Although here we fall into a logical trap, because other objects can contact with the subject-consequence, not only the subject-reason.

Suppose, at the time of the pickup hit the jackdaw on the fence. A pickup truck and a jackdaw were in contact with the fence at the same time: how to determine the result of which contact the fence was demolished?

Probably using repeatability:

• if in each case, when a jackdaw sits on the fence, the fence is demolished, the jackdaw is to blame;
• if in each case when a pickup crashes into the fence, the pickup is to blame.

Thus, the conclusion that the fence was demolished by a pickup is not exactly an observation, but the result of an analysis based on the observation of objects in contact.

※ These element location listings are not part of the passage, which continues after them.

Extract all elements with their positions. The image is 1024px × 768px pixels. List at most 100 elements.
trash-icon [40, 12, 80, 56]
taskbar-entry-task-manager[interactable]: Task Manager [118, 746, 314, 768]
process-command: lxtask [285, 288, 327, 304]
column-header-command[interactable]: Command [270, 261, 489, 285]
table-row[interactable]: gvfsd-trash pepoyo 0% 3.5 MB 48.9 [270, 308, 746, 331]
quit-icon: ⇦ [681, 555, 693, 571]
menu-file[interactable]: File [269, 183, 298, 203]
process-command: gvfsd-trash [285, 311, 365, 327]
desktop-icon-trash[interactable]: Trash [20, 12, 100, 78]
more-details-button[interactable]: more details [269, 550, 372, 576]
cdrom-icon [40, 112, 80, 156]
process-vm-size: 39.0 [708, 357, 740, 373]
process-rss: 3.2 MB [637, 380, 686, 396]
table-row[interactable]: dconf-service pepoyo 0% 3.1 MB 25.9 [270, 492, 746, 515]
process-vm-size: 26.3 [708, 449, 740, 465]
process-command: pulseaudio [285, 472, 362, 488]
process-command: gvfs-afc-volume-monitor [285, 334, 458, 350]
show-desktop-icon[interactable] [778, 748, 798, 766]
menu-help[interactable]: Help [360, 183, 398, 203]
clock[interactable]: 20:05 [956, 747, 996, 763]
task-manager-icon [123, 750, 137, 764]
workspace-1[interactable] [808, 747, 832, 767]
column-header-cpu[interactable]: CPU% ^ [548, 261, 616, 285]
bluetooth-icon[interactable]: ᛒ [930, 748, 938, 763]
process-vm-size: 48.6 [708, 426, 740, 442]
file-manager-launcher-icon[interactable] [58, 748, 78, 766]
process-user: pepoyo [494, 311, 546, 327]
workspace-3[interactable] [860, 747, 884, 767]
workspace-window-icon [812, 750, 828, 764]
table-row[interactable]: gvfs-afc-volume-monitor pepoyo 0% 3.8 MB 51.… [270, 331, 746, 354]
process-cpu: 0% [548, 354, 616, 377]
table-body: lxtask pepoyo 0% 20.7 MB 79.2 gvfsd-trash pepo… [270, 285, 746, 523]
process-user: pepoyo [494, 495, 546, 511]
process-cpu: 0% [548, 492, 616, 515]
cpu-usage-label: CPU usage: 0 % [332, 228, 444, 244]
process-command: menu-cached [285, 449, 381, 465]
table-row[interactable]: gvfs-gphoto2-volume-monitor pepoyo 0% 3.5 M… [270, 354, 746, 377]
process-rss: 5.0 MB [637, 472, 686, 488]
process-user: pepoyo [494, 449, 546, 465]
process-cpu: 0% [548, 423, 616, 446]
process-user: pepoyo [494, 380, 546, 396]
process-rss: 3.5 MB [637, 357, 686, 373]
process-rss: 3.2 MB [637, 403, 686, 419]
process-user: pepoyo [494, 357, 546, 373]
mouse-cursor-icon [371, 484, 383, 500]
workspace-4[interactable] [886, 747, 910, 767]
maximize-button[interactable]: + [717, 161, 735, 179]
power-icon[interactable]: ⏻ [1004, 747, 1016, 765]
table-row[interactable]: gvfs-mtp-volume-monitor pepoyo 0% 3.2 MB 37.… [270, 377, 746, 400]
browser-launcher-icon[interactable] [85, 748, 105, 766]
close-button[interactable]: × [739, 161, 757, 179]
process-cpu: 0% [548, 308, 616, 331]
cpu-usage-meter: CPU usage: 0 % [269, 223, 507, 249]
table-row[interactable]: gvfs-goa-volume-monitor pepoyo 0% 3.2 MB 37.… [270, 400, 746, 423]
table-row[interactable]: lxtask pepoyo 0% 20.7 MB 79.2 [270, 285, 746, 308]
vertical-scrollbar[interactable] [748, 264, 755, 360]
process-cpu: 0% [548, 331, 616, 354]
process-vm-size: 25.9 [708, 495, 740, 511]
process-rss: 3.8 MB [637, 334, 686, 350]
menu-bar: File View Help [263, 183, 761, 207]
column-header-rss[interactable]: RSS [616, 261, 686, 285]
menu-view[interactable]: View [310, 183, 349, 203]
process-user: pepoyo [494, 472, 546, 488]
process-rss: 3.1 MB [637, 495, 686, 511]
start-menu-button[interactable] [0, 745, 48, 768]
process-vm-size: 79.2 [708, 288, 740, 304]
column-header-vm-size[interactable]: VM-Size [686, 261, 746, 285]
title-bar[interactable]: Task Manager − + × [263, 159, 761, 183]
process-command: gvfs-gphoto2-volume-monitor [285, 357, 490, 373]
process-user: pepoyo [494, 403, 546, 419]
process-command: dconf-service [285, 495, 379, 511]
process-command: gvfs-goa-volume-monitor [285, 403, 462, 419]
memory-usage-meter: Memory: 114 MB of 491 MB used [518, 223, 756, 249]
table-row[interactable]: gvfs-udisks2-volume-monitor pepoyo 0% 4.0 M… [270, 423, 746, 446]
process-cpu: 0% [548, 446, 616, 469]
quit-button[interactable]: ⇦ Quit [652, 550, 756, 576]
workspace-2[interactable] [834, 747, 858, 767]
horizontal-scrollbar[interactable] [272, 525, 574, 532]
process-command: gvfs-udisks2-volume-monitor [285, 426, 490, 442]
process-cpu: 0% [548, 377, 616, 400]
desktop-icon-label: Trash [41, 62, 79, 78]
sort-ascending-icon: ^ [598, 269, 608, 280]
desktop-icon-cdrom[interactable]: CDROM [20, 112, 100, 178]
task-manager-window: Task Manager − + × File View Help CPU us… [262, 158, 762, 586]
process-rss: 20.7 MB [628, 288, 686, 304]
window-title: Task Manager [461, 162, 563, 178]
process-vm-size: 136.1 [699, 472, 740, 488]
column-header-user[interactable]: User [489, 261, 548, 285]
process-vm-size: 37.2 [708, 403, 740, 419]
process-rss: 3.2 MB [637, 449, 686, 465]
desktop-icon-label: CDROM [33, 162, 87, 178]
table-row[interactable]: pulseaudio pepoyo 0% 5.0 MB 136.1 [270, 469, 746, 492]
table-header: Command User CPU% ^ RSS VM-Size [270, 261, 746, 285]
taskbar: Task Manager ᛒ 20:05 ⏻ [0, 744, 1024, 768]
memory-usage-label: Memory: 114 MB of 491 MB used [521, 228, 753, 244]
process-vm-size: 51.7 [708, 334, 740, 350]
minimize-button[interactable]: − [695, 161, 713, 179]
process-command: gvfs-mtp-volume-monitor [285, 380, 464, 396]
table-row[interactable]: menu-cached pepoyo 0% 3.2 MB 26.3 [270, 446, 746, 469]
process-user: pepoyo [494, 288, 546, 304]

On the other hand, the action can be carried out at a distance, for example, the action of a magnet on an iron object. How does the robot guess that moving a magnet closer to a nail causes the nail to rush toward the magnet? The visual picture is not like this:

• the magnet is approaching, but not in contact with the nail,
• at the same instant, the nail rushes to the magnet on its own initiative and comes into contact with it.

As you can see, it’s very difficult to track cause-effect relationships, even in cases where the witness declares with iron conviction that he saw it with his own eyes. Image recognition algorithms are powerless here.

VII.
Seventh and last, this is the choice of visual perception goals.

The surrounding visual picture may consist of hundreds and thousands of objects nested in each other, many of which are constantly changing their spatial position and other characteristics. Obviously, the robot does not need to perceive every blade of grass in the field, however, like every face on a city street: you only need to perceive the important, depending on the tasks performed.

Obviously, adjusting the image recognition algorithm to the perception of some objects and ignoring others will not work, as it may not be known in advance what to pay attention to and what to ignore, especially since current goals can change along the way. A situation may arise when you first need to perceive many thousands of objects nested in each other - literally each of them - to analyze and only then issue a verdict which objects are essential for solving the current problem and which are not of interest. This is how the person perceives the world around him: he sees only the important, not paying attention to uninteresting background events. How he succeeds is a secret.

And the robot, even equipped with the most modern and ingenious image recognition algorithms? .. If, during an attack by Martian aliens, he starts a report with weather reports and continues with a description of the new landscape spread out in front of him, he may not have time to report the attack itself.

conclusions

1. Simple recognition of visual images will not replace human eyes.
2. Image recognition algorithms are an auxiliary tool with a very narrow scope.
3. For the robot to begin not only to think, but to at least see humanly, algorithms are required not only for pattern recognition, but also for the same full-fledged and yet unattainable human thinking.